There can be no substitute for building a movement dedicated to the full abolition of GMOs, and there can be no delay in beginning to do so.
What must we begin to do? The ground is not yet prepared for a full-scale Food Sovereignty movement in America, nor for a full-scale counterattack against food corporatism. Therefore the first task of GMO abolitionists is to lay the philosophical groundwork. We need to explain the structural context of GMOs as a linchpin of corporatism, and prove the need for their abolition, first in the broadest sense of this need, as key to the general war of corporations vs. humanity. We need to explain how GMOs are a worthless product no one ever needed or wanted. How their existence is 100% dependent on corporate welfare and government thuggery. How the concept of patenting life is a rational idiocy and a moral abomination. How GMOs serve zero constructive purpose. How all the claims made for them are lies. The evidence for their danger to human and environmental health. Their catastrophic political and socioeconomic effects.

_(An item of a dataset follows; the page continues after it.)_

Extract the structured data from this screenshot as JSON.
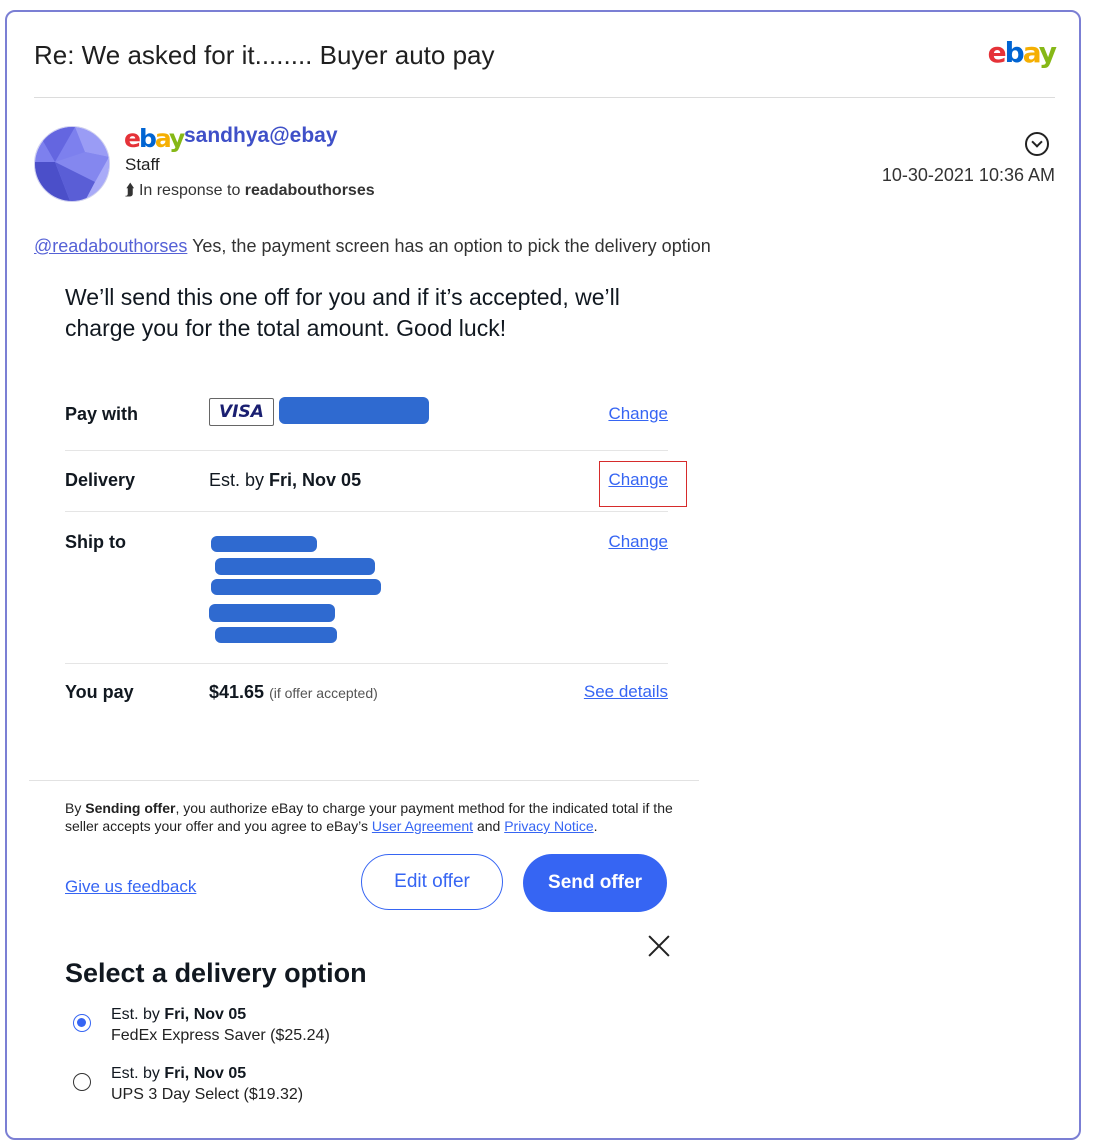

From there to a general critique of industrial agriculture as agronomically and environmentally destructive, politically and economically malign, unsustainable on a practical level.
All this is to be compared to the great affirmative solution, decentralized organic farming and agroecology as the basic agricultural solution, Food Sovereignty as the basic political and socioeconomic form of society.
These ideas must be developed and systematically, relentlessly publicized through writing, public speaking, and interpersonal discussion (proselytization).
Meanwhile the ground is ready for a true Community Food movement to cohere, and this political/social movement is already being built, parallel to its spontaneous rise as a new and distinct economic sector, as distinct from industrial ag as it is from fossil fuel extraction.
The anti-GMO movement, as a vector of anti-corporate, pro-democracy ideas, is separate from but complements this Community Food movement, whose basic philosophy and program will at first tend to seek reform within the system, but which may evolve as it experiences the repression of the corporatist “food safety” regime. (The food equivalent of the “war on terror”.)